During the tests, which lasted for 5 to 6 weeks, the permeability of the cores declined by as much as 50%. Over the same period, Mg, Ca, and K were removed from the fluid. Integration of fluid data, SEM, XRD, and ion imaging suggests that permeability reductions resulted from (1) pore-throat blockage by clays and other fine mineral particles, (2) precipitation of potassium feldspar (K-feldspar), and (3) precipitation of ferric hydroxide via reduction of ferrous iron. Although permeability damage from pore plugging by fine particles commonly recovered to near starting values, chemical reactions induced permanent permeability damage.
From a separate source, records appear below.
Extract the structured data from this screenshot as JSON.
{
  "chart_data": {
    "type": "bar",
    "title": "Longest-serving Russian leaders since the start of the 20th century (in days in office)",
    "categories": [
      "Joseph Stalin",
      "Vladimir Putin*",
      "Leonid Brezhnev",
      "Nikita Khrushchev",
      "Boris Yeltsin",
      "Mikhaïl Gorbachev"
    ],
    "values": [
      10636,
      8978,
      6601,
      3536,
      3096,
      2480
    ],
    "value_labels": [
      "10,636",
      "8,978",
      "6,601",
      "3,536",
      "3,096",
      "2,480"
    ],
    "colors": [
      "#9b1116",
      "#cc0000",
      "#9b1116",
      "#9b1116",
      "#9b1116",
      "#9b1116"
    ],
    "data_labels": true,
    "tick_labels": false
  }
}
Permeability and pore-area measurements conducted on the core after flooding have shown that permeability actually increased near the inlet end of the core but decreased in both the middle and outlet end.

These findings suggest that in reservoirs, permeability reduction due to seawater flooding would be restricted to the near-injector area, leading to loss of injectivity; however, the net effect on productivity in a particular field will depend on the relative magnitude of vertical drive due to compaction, and permeability decline within the reservoir due to creation or reactivation of faults.